3. Besides sidelights on the cuddy, I'm thinking of a socket for the motor port side aft and a socket for the stern light starboard aft (opposite the motor mount). Toggle switch for the lights on the main bulkhead. Battery box would be just forward of the mast on the cuddy floor. Any concerns with this design?

4. Battery charging. At my marina, most people use solar (there is no power to the individual slips). I imagine having a receptacle somewhere on the cuddy that is already wired to the terminals (maybe through a regulator), where I can plug in the panel. Does that make sense? Where would you place such a receptacle.

I'm aiming for a set up that is low profile. Except for the fixed navigation lights on the cuddy, everything else strips away so the boat is an unencumbered sailboat most of the time. When the motor, lights, and charger are used, they are easy to deploy. At the same time, the electrical project doesn't negate last year's project, which involved making the cuddy near-watertight with a solid hatch and seals around the mast.

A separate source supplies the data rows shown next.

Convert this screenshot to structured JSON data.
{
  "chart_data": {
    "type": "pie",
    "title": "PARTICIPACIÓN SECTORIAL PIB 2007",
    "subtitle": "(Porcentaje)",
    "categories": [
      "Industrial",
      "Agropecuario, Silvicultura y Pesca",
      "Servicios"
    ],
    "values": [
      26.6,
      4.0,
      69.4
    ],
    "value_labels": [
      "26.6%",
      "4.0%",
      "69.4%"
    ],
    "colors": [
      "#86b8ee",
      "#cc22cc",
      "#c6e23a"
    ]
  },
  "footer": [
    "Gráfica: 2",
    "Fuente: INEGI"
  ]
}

PostPosted: Sun Sep 18, 2011 4:52 pm
by GreenLake
Mounting the sidelights at the side of the cuddy should be OK - there's no rule that these lights have to be at the bow - it's just convenient to do so, if you have a combined light. I would go for two separate side lights mounted at the side, because a single one, pointing forward, and mounted in the front of the cuddy, would likely be obscured at times by bow or sail. As you note, you would need to shim these so they illuminate the correct sector.

I find that I use lights more often than the (electric) motor. Therefore, I'm happy with a removable, alkaline battery powered LED navigation light, which I attach at the stemhead fitting. (See the thread on Navigation Lights).

I don't know whether a panel would be absolutely required, but you should provide fuses for your lights. Inline fuses would probably do. (Just to prevent damage to wires/battery if there's a short).

PostPosted: Mon Sep 19, 2011 2:34 am
by talbot
Thanks. I read the Nav Lights thread when it first posted. I opted for installing my portable light by simply mounting a 6mm screw through the deck and screwing the light in by its vertical mounting base. Oars, small lights, and a berth near the end of the dock. I was a happy man. But one too many lee-shore beachings, and the crew threatened mutiny unless I got a motor. I guess I simply can't accept that our little boat will have a live-aboard lead weight that will only be used occasionally. So all of this angst about electrical engineering has to do with my trying to justify that cinderblock in my cabin. Make me feel better. Tell me how much 40 lbs at the base of the mast will improve the righting capacity.